The local ports reported single-digit dips in cargo volumes for January with one notable exception: Port of Los Angeles exports saw a modest upswing, following 14 months of decline.
The Port of Los Angeles moved 806,144 twenty-foot-equivalent units (TEUs), the standard measure of cargo, in January — a 5.4% decrease compared to last year. Imports for the month decreased 3.5% to 414,731 TEUs, and exports increased 2.2% to 148,206 TEUs. Empty containers declined 12.4% to 243,207 TEUs.
“We anticipated that tariffs would continue to impact cargo volumes as we moved into 2020, and our January volumes reflect that ongoing trend,” Port of Los Angeles Executive Director Gene Seroka said in a statement.
“The coronavirus, which prompted China’s Central Government to extend the Lunar New Year holiday, adds a new layer of uncertainty to global trade,” he added.
Terminal operators and dockworkers at the Port of Long Beach moved 626,829 TEUs, a decrease of 4.6% compared to January 2019. Imports were down 4.3% to 309,961 TEUs. And exports were down 7.4% at 108,624 TEUs. Empty containers declined 3.7% to 208,244 TEUs.
“The new year is starting with a new set of challenges that are impacting importers and exporters, but we remain optimistic and expect to see modest growth in 2020,” Port of Long Beach Executive Director Mario Cordero said in a statement. “We are collaborating with our industry partners to focus on long-term growth, sustainability and the reliable movement of goods through the Port of Long Beach.”

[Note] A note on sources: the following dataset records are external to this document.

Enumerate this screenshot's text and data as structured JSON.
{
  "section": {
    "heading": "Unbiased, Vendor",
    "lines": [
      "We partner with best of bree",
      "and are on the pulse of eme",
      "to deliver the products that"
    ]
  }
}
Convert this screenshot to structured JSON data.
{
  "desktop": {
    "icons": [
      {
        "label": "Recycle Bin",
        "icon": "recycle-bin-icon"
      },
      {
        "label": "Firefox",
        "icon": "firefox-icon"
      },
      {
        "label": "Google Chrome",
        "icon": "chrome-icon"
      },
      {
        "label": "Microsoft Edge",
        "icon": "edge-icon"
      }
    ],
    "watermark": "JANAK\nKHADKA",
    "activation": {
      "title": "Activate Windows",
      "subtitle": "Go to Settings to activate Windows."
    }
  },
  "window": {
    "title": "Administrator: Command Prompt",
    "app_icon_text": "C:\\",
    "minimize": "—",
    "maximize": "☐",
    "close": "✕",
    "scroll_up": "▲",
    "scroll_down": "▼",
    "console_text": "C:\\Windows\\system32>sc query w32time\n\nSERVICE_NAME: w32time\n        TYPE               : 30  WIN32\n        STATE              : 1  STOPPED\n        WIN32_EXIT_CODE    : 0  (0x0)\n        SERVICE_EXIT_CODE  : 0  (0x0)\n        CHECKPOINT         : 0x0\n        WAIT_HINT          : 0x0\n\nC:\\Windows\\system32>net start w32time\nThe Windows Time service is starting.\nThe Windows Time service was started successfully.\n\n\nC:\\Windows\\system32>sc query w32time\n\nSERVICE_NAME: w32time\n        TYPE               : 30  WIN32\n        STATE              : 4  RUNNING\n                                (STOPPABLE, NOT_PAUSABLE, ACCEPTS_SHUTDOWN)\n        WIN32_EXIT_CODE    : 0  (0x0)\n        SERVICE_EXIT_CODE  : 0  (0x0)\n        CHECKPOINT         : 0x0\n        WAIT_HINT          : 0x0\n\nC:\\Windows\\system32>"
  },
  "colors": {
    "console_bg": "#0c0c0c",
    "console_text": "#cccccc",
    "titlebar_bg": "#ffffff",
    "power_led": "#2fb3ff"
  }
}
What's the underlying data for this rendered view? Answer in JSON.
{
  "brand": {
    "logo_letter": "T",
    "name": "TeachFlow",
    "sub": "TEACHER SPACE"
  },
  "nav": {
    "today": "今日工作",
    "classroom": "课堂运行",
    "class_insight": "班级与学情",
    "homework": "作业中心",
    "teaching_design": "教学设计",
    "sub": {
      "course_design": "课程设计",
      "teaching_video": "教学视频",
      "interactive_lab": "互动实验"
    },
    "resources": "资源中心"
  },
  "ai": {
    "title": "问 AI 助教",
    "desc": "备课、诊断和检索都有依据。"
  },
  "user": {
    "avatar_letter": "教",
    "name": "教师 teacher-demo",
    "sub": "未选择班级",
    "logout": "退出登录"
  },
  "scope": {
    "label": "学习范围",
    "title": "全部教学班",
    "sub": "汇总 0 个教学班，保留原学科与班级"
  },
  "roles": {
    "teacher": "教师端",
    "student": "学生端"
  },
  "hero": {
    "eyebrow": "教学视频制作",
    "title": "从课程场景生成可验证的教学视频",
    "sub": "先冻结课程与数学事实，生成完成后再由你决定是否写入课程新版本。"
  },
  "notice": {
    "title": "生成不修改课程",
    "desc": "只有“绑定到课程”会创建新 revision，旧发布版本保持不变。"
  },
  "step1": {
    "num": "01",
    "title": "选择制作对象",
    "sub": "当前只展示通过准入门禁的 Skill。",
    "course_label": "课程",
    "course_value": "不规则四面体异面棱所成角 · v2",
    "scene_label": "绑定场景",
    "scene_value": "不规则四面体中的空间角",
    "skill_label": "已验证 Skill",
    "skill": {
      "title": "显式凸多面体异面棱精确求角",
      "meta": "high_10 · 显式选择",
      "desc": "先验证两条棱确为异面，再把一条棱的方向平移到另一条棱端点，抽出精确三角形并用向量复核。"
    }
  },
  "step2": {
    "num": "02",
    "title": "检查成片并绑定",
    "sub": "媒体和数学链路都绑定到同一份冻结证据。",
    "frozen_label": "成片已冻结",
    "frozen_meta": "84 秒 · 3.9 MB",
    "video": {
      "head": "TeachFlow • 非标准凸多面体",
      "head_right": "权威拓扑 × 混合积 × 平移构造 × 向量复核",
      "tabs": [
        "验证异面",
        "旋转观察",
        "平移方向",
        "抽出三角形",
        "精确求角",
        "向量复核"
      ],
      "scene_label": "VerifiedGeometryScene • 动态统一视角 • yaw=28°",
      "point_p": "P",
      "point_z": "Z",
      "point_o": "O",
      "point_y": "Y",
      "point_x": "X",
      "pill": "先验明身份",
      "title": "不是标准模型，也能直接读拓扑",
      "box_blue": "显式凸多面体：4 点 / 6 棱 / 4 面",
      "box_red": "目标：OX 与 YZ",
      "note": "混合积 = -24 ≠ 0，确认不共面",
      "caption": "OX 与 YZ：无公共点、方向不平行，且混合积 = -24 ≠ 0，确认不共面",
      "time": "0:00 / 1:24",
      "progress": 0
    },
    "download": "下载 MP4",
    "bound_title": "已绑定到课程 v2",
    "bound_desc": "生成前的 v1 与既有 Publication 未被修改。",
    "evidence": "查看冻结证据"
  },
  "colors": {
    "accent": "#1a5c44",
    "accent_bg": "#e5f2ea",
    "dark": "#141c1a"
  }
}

Aside from cargo volumes, the two largest ports in the nation are also focusing on implementation of clean truck rates. In 2017, port officials proposed transitioning to a zero-emissions truck fleet by 2035 and incentivizing use of cleaner, low-nitrogen oxide (NOx) trucks in the near term by asking cargo owners to pay the clean truck rate to help finance replacement of older, more polluting trucks.
The ports have proposed a fee of $10 per TEU. The harbor commissioners from both ports are scheduled to decide on the rate at board meetings on Feb. 20 and Feb. 24.
If they approve the rate, the California Air Resources Board will then set its ultra-low NOx engine emission standard and the ports will establish a mechanism to collect the rate at the gates. The ports would begin collecting the fees in the latter half of this year.